I was advised that I should prepare myself for surgery to have my bowel removed and a colostomy bag fitted. It was cold comfort that the procedure might be reversed using my small intestine. Surgery is a treatment and not a cure for this disease but it looked like only surgery could save my life.
I was devastated and could not deal with the thought of a colostomy bag, I still can’t, but it could be something I will have to face in the future.
Now, three years later, due to the expertise, care and patience of Dr. Aoibhlinn O’Toole and a long journey of ups and downs with many treatment routes, my ulcerative colitis is in remission. I am living a healthy, normal and rewarding life. The side effects from the daily medication have become tolerable, I apply a 'mind over matter' mentality in so far as I can and I am thankful for every day that my body behaves itself.
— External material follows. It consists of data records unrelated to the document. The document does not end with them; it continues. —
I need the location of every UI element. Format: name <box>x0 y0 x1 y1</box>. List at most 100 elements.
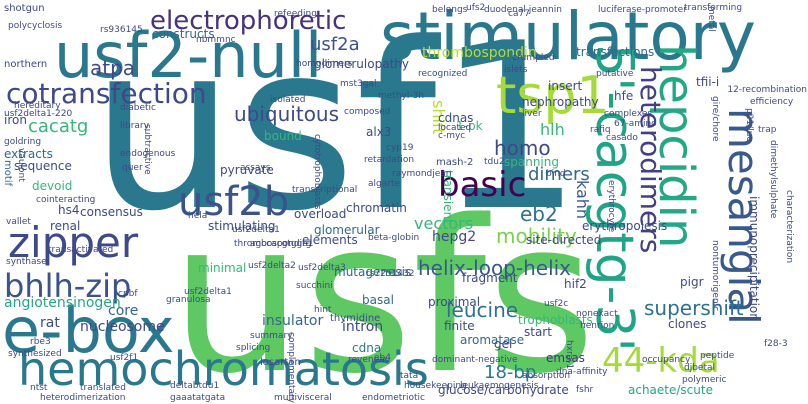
cloud-word: tdu2 <box>484 157 505 167</box>
cloud-word: hepg2 <box>432 229 477 245</box>
cloud-word: nonexact <box>576 309 618 319</box>
cloud-word: recognized <box>418 69 468 79</box>
cloud-word: synthase <box>6 257 47 267</box>
cloud-word: helix-loop-helix <box>418 256 572 280</box>
cloud-word: ntst <box>30 383 48 393</box>
cloud-word: ufs2 <box>466 3 486 13</box>
cloud-word: housekeeping <box>404 381 467 391</box>
cloud-word: rafiq <box>590 125 611 135</box>
cloud-word: c-myc <box>438 131 466 141</box>
cloud-word: absorption <box>522 371 571 381</box>
cloud-word: spanning <box>504 155 559 169</box>
cloud-word: putative <box>596 69 634 79</box>
cloud-word: usf2delta1-220 <box>4 109 73 119</box>
cloud-word: retardation <box>364 155 415 165</box>
cloud-word: hela <box>188 211 208 221</box>
cloud-word: beta-globin <box>368 233 420 243</box>
cloud-word: summary <box>250 331 293 341</box>
cloud-word: usf2-null <box>54 19 323 92</box>
cloud-word: achaete/scute <box>628 383 713 397</box>
cloud-word: raymondjean <box>392 169 452 179</box>
cloud-word: henrion <box>580 321 615 331</box>
cloud-word: liver <box>522 109 542 119</box>
cloud-word: nephropathy <box>522 95 599 109</box>
cloud-word: dominant-negative <box>432 355 518 365</box>
cloud-word: translated <box>80 383 126 393</box>
cloud-word: hif2 <box>564 277 587 291</box>
cloud-word: granulosa <box>166 295 211 305</box>
cloud-word: hlh <box>540 120 565 139</box>
cloud-word: synthesized <box>8 349 62 359</box>
cloud-word: transactivated <box>48 245 114 255</box>
cloud-word: hereditary <box>14 101 61 111</box>
cloud-word: cacatg <box>28 116 89 137</box>
cloud-word: renal <box>50 219 81 233</box>
cloud-word: 1-pk <box>456 119 483 133</box>
cloud-word: cytotrophoblasts <box>312 134 322 210</box>
cloud-word: islets <box>504 65 528 75</box>
cloud-word: isolated <box>270 95 306 105</box>
cloud-word: usfs <box>170 175 596 404</box>
cloud-word: subtractive <box>142 124 152 175</box>
cloud-word: cdna <box>352 341 382 355</box>
cloud-word: fshr <box>576 385 594 395</box>
cloud-word: splicing <box>236 343 271 353</box>
cloud-word: bind <box>546 169 566 179</box>
cloud-word: complexes <box>604 109 653 119</box>
cloud-word: polycyclosis <box>8 21 63 31</box>
cloud-word: diabetic <box>120 103 156 113</box>
cloud-word: glomerular <box>314 223 380 237</box>
cloud-word: hint <box>314 305 332 315</box>
cloud-word: chromatin <box>346 201 407 215</box>
cloud-word: losartan <box>260 357 301 368</box>
cloud-word: dimethylsulphate <box>768 140 778 219</box>
cloud-word: mash-2 <box>436 157 474 168</box>
cloud-word: nbmmnc <box>196 35 236 45</box>
cloud-word: efficiency <box>750 97 794 107</box>
cloud-word: homo <box>494 136 551 160</box>
cloud-word: cointeracting <box>36 195 96 205</box>
cloud-word: atpa <box>90 56 136 80</box>
cloud-word: cyp19 <box>386 143 414 153</box>
cloud-word: glucose/carbohydrate <box>438 383 569 397</box>
cloud-word: mst3gal <box>340 79 377 89</box>
cloud-word: usf2delta1 <box>184 287 232 297</box>
cloud-word: usf2a <box>310 34 360 55</box>
cloud-word: eb4 <box>374 353 391 363</box>
cloud-word: constructs <box>152 27 215 41</box>
cloud-word: shotgun <box>4 3 45 14</box>
cloud-word: endogenous <box>120 149 176 159</box>
cloud-word: succhini <box>296 281 333 291</box>
cloud-word: angiotensinogen <box>4 295 121 311</box>
cloud-word: sequence <box>14 159 72 173</box>
cloud-word: basic <box>438 165 527 205</box>
cloud-word: crumpled <box>512 53 555 63</box>
cloud-word: ca77 <box>508 9 530 19</box>
cloud-word: leukaemogenesis <box>460 381 539 391</box>
cloud-word: clones <box>668 317 707 331</box>
cloud-word: usf2delta3 <box>298 263 346 273</box>
cloud-word: vallet <box>6 217 31 227</box>
cloud-word: core <box>108 303 139 319</box>
cloud-word: minimal <box>198 261 247 275</box>
cloud-word: peptide <box>700 351 735 361</box>
cloud-word: endometriotic <box>362 393 425 403</box>
cloud-word: library <box>120 121 149 131</box>
cloud-word: 18-bp <box>484 362 537 383</box>
cloud-word: stimulating <box>208 219 276 233</box>
cloud-word: 67-amino <box>614 119 657 129</box>
cloud-word: basal <box>362 293 394 307</box>
cloud-word: cdnas <box>438 111 474 125</box>
cloud-word: iron <box>4 113 27 127</box>
cloud-word: heterodimerization <box>40 393 126 403</box>
cloud-word: supershift <box>644 296 744 320</box>
cloud-word: gaaatatgata <box>170 393 226 403</box>
cloud-word: motif <box>2 160 13 187</box>
cloud-word: usf2delta1 <box>232 225 280 235</box>
cloud-word: zipper <box>8 218 139 267</box>
cloud-word: thrombospondin1 <box>234 239 314 249</box>
cloud-word: proximal <box>428 295 481 309</box>
cloud-word: methyl-3h <box>378 91 425 101</box>
cloud-word: refeeding <box>274 9 317 19</box>
cloud-word: transforming <box>684 3 743 13</box>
Many of the 20,000 Irish people with ulcerative colitis and Crohn’s disease are not as lucky as me: they cannot work, they find it difficult to have relationships with partners, family and friends and suffer daily disabilities. Many are children and young people who cannot go to school and college, cannot play like healthy children and are deprived of their childhood and teenage years. It is a lonely and embarrassing disease that is difficult and uncomfortable to talk about.
It is said, that if you do good for others it will come back to you ten-fold. Dr. Aoibhlinn O’Toole and Mary Forry from the Gastroenterology Department in Beaumont Hospital have gone well beyond their call of duty in their treatment and care for me. I would like to give something back to support these doctors and specialists who support Irish patients.
These extraordinary health professionals wish to establish a fellowship that will pay for a dedicated doctor to provide exclusive on-going patient care supports. This service is not currently available in Ireland and would radically change the isolation and untreated side effects for people with inflammatory bowel disease.
I am going to fundraise for this fellowship, which will cost €70,000 per annum. I will cycle with my husband Ultan from Paris to Nice - some 700 km - in six days. The full cost of this cycle will be paid by my husband and I. From now until the 14th September 2019, when our cycle begins, we will run a number of fundraising events to raise the fellowship funds.
Our overall objective is to improve patient care and support, and generate an awareness of this debilitating, incurable disease.